Selon le rapport de l’ITC sur les progrès réalisés en 2014, ces disparités « combinés avec la diversité de culture, coutumes, traditions, de trajectoires de développement et de systèmes de gestion […] pourraient rendre difficile la formulation des politiques régionales ».
La difficile gestion des aires marines protégées
En Indonésie, 40% de la superficie des AMP sont actuellement gérés par le ministère des Forêts, tandis que 60% dépendent du ministère des Affaires maritimes et de la Pêche. En Malaisie, la gestion des AMP dépend des institutions nationales et régionales. Le département du Parc marin gère 42 aires marines protégées dans la Malaisie péninsulaire, comprenant la zone marine environnante avec 38 îles. Quatre AMP sont établies à Sabah, dont trois sont gérés par le gouvernement local (Sabah Park) et la dernière contrôlée par le parc privé. En PNG, la gestion se déroule majoritairement au niveau local : plus de 90% des ressources côtières dépendent du régime foncier coutumier.
Ces différents niveaux de pouvoirs, qui se chevauchent trop souvent, diminuent l’efficacité des AMP et leur sécurité. L’Indonésie possède la plus grande proportion de récifs protégés de corail à l’intérieur des AMP dans le Triangle de Corail, mais seulement 3 des 175 AMP établies ont été classées comme étant pleinement efficaces dans la gestion des stocks de poisson. Aux Philippines, 7% des récifs sont au sein d’une AMP, dont moins d’1% serait géré efficacement. En Papouasie-Nouvelle-Guinée, moins d’1 % de la superficie totale des récifs du pays se trouvent à l’intérieur des AMP, jugées partiellement efficaces.
Ces faibles performances sont liées au manque de moyens d’application et de surveillance (personnel, bateaux, carburant, surveillance aérienne) à l’échelle nécessaire pour être efficace. Autant de difficultés rencontrées à l’échelle des APM existantes, alors que 84 % des récifs du Triangle de Corail demeurent en dehors de tout cadre formel de gestion.
Plus c’est inclusif, mieux c’est !
Par conséquent, le succès de l’ITC dépend en grande partie de la prolifération d’initiatives telles qu’Adaptation Marketplace. Cette plate-forme créée par l’ITC et des organisations locales, vise à combler le fossé entre les bailleurs de fonds et les projets de conservation, et à éviter les lenteurs administratives.

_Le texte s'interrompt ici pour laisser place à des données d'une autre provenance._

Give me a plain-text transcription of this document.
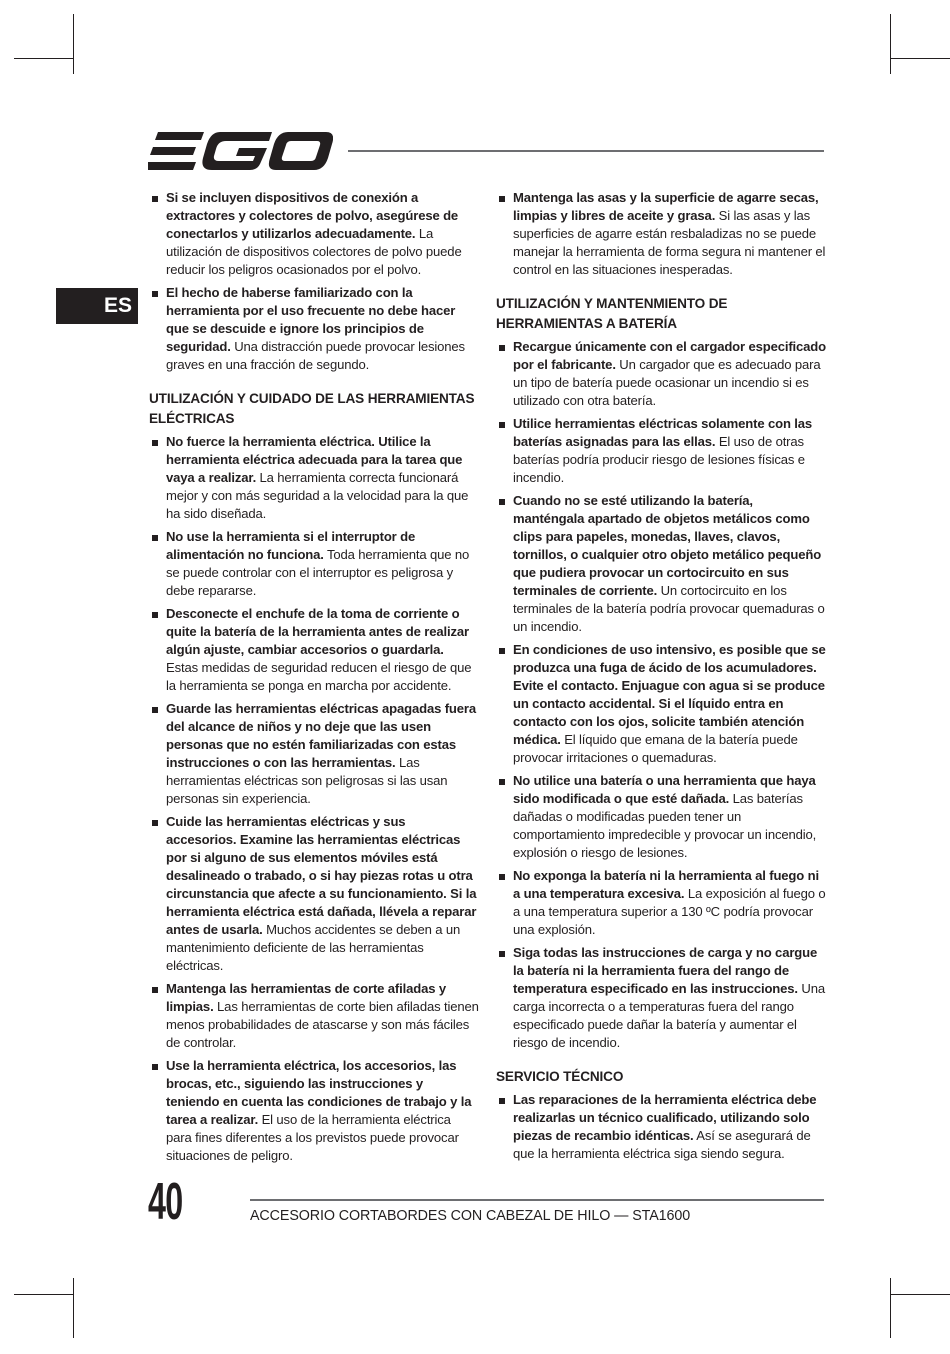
ES
Si se incluyen dispositivos de conexión a extractores y colectores de polvo, asegúrese de conectarlos y utilizarlos adecuadamente. La utilización de dispositivos colectores de polvo puede reducir los peligros ocasionados por el polvo.
El hecho de haberse familiarizado con la herramienta por el uso frecuente no debe hacer que se descuide e ignore los principios de seguridad. Una distracción puede provocar lesiones graves en una fracción de segundo.
UTILIZACIÓN Y CUIDADO DE LAS HERRAMIENTAS ELÉCTRICAS
No fuerce la herramienta eléctrica. Utilice la herramienta eléctrica adecuada para la tarea que vaya a realizar. La herramienta correcta funcionará mejor y con más seguridad a la velocidad para la que ha sido diseñada.
No use la herramienta si el interruptor de alimentación no funciona. Toda herramienta que no se puede controlar con el interruptor es peligrosa y debe repararse.
Desconecte el enchufe de la toma de corriente o quite la batería de la herramienta antes de realizar algún ajuste, cambiar accesorios o guardarla. Estas medidas de seguridad reducen el riesgo de que la herramienta se ponga en marcha por accidente.
Guarde las herramientas eléctricas apagadas fuera del alcance de niños y no deje que las usen personas que no estén familiarizadas con estas instrucciones o con las herramientas. Las herramientas eléctricas son peligrosas si las usan personas sin experiencia.
Cuide las herramientas eléctricas y sus accesorios. Examine las herramientas eléctricas por si alguno de sus elementos móviles está desalineado o trabado, o si hay piezas rotas u otra circunstancia que afecte a su funcionamiento. Si la herramienta eléctrica está dañada, llévela a reparar antes de usarla. Muchos accidentes se deben a un mantenimiento deficiente de las herramientas eléctricas.
Mantenga las herramientas de corte afiladas y limpias. Las herramientas de corte bien afiladas tienen menos probabilidades de atascarse y son más fáciles de controlar.
Use la herramienta eléctrica, los accesorios, las brocas, etc., siguiendo las instrucciones y teniendo en cuenta las condiciones de trabajo y la tarea a realizar. El uso de la herramienta eléctrica para fines diferentes a los previstos puede provocar situaciones de peligro.
Mantenga las asas y la superficie de agarre secas, limpias y libres de aceite y grasa. Si las asas y las superficies de agarre están resbaladizas no se puede manejar la herramienta de forma segura ni mantener el control en las situaciones inesperadas.
UTILIZACIÓN Y MANTENMIENTO DE HERRAMIENTAS A BATERÍA
Recargue únicamente con el cargador especificado por el fabricante. Un cargador que es adecuado para un tipo de batería puede ocasionar un incendio si es utilizado con otra batería.
Utilice herramientas eléctricas solamente con las baterías asignadas para las ellas. El uso de otras baterías podría producir riesgo de lesiones físicas e incendio.
Cuando no se esté utilizando la batería, manténgala apartado de objetos metálicos como clips para papeles, monedas, llaves, clavos, tornillos, o cualquier otro objeto metálico pequeño que pudiera provocar un cortocircuito en sus terminales de corriente. Un cortocircuito en los terminales de la batería podría provocar quemaduras o un incendio.
En condiciones de uso intensivo, es posible que se produzca una fuga de ácido de los acumuladores. Evite el contacto. Enjuague con agua si se produce un contacto accidental. Si el líquido entra en contacto con los ojos, solicite también atención médica. El líquido que emana de la batería puede provocar irritaciones o quemaduras.
No utilice una batería o una herramienta que haya sido modificada o que esté dañada. Las baterías dañadas o modificadas pueden tener un comportamiento impredecible y provocar un incendio, explosión o riesgo de lesiones.
No exponga la batería ni la herramienta al fuego ni a una temperatura excesiva. La exposición al fuego o a una temperatura superior a 130 ºC podría provocar una explosión.
Siga todas las instrucciones de carga y no cargue la batería ni la herramienta fuera del rango de temperatura especificado en las instrucciones. Una carga incorrecta o a temperaturas fuera del rango especificado puede dañar la batería y aumentar el riesgo de incendio.
SERVICIO TÉCNICO
Las reparaciones de la herramienta eléctrica debe realizarlas un técnico cualificado, utilizando solo piezas de recambio idénticas. Así se asegurará de que la herramienta eléctrica siga siendo segura.
40	ACCESORIO CORTABORDES CON CABEZAL DE HILO — STA1600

La sensibilisation sur les pratiques de pêche destructrices et la nécessité de maintenir un équilibre écologique restent tout aussi cruciales. À Ang Pulo, une petite île dans la province de Batangas, aux Philippines, la communauté a fait pression avec succès sur le gouvernement local pour établir l’île comme zone protégée. Ce qui a permis la restauration d’une forêt de mangrove disparue sous la pression de la demande de carburants et de matériaux de construction.

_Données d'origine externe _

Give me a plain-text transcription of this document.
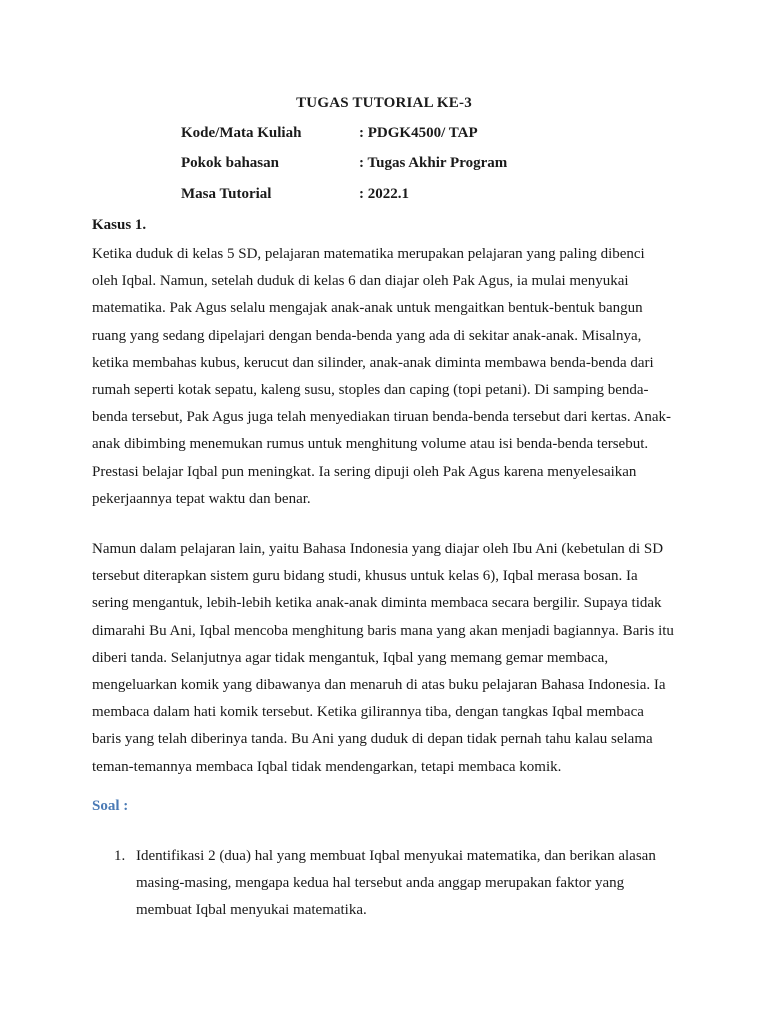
TUGAS TUTORIAL KE-3
Kode/Mata Kuliah	: PDGK4500/ TAP
Pokok bahasan	: Tugas Akhir Program
Masa Tutorial	: 2022.1
Kasus 1.
Ketika duduk di kelas 5 SD, pelajaran matematika merupakan pelajaran yang paling dibenci
oleh Iqbal. Namun, setelah duduk di kelas 6 dan diajar oleh Pak Agus, ia mulai menyukai
matematika. Pak Agus selalu mengajak anak-anak untuk mengaitkan bentuk-bentuk bangun
ruang yang sedang dipelajari dengan benda-benda yang ada di sekitar anak-anak. Misalnya,
ketika membahas kubus, kerucut dan silinder, anak-anak diminta membawa benda-benda dari
rumah seperti kotak sepatu, kaleng susu, stoples dan caping (topi petani). Di samping benda-
benda tersebut, Pak Agus juga telah menyediakan tiruan benda-benda tersebut dari kertas. Anak-
anak dibimbing menemukan rumus untuk menghitung volume atau isi benda-benda tersebut.
Prestasi belajar Iqbal pun meningkat. Ia sering dipuji oleh Pak Agus karena menyelesaikan
pekerjaannya tepat waktu dan benar.
Namun dalam pelajaran lain, yaitu Bahasa Indonesia yang diajar oleh Ibu Ani (kebetulan di SD
tersebut diterapkan sistem guru bidang studi, khusus untuk kelas 6), Iqbal merasa bosan. Ia
sering mengantuk, lebih-lebih ketika anak-anak diminta membaca secara bergilir. Supaya tidak
dimarahi Bu Ani, Iqbal mencoba menghitung baris mana yang akan menjadi bagiannya. Baris itu
diberi tanda. Selanjutnya agar tidak mengantuk, Iqbal yang memang gemar membaca,
mengeluarkan komik yang dibawanya dan menaruh di atas buku pelajaran Bahasa Indonesia. Ia
membaca dalam hati komik tersebut. Ketika gilirannya tiba, dengan tangkas Iqbal membaca
baris yang telah diberinya tanda. Bu Ani yang duduk di depan tidak pernah tahu kalau selama
teman-temannya membaca Iqbal tidak mendengarkan, tetapi membaca komik.
Soal :
1. Identifikasi 2 (dua) hal yang membuat Iqbal menyukai matematika, dan berikan alasan
masing-masing, mengapa kedua hal tersebut anda anggap merupakan faktor yang
membuat Iqbal menyukai matematika.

Enfin, si la gestion des ressources communes se veut efficace et inclusive, les savoirs autochtones doivent y être intégrés. Face à de nouveaux défis écologiques et économiques, les Bajau Laut ont dû s’adapter ; ce qui n’implique pas nécessairement l’abandon total de leurs modes de vie. Le développement d’écoles spécialisées comme Rumah Pintar à Sulawesi offre la possibilité de préserver leur culture unique tout en les sensibilisant à la gestion halieutique, l’aquaculture, la culture d’algues et certaines compétences informatiques. L’objectif : mieux préserver la mer et l’utilisation de ses ressources.

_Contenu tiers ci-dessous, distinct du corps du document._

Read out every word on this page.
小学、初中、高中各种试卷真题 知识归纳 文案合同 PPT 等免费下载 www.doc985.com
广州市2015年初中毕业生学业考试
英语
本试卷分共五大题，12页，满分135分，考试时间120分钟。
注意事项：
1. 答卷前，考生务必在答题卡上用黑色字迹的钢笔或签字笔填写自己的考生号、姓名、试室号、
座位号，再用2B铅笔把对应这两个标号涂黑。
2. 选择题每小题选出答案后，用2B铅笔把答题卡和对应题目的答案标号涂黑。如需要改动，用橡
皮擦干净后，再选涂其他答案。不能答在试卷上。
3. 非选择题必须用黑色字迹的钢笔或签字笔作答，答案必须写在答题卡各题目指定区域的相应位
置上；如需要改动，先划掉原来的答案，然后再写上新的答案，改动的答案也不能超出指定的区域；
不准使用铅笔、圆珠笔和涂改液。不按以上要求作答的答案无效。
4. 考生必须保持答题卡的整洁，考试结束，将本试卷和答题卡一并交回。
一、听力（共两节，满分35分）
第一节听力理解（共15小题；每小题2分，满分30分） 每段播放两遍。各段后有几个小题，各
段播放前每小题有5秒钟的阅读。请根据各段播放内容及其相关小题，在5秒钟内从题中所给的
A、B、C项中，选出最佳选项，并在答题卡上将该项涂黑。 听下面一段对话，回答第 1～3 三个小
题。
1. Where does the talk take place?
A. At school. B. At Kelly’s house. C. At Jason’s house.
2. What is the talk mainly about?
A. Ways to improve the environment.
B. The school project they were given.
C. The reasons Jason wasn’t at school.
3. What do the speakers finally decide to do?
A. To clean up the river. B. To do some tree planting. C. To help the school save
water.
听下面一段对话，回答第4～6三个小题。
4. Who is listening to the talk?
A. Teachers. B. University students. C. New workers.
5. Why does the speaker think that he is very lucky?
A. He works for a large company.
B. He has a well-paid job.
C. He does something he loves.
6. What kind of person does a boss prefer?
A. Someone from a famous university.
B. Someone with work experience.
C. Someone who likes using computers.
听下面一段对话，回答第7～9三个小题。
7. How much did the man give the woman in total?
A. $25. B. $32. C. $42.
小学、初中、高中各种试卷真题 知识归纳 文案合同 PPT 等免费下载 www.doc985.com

L’un des défis dans la lutte contre le réchauffement climatique, est d’assurer la survie des peuples autochtones et leurs savoirs dont nous avons également besoin. La croyance ancestrale du peuple de Flores en Indonésie dans le prolongement de l’existence de leurs ancêtres dans divers milieux naturels a su, il y a longtemps, surmonter la dichotomie entre la nature et l’humanité. Un concept que nous découvrons seulement depuis peu.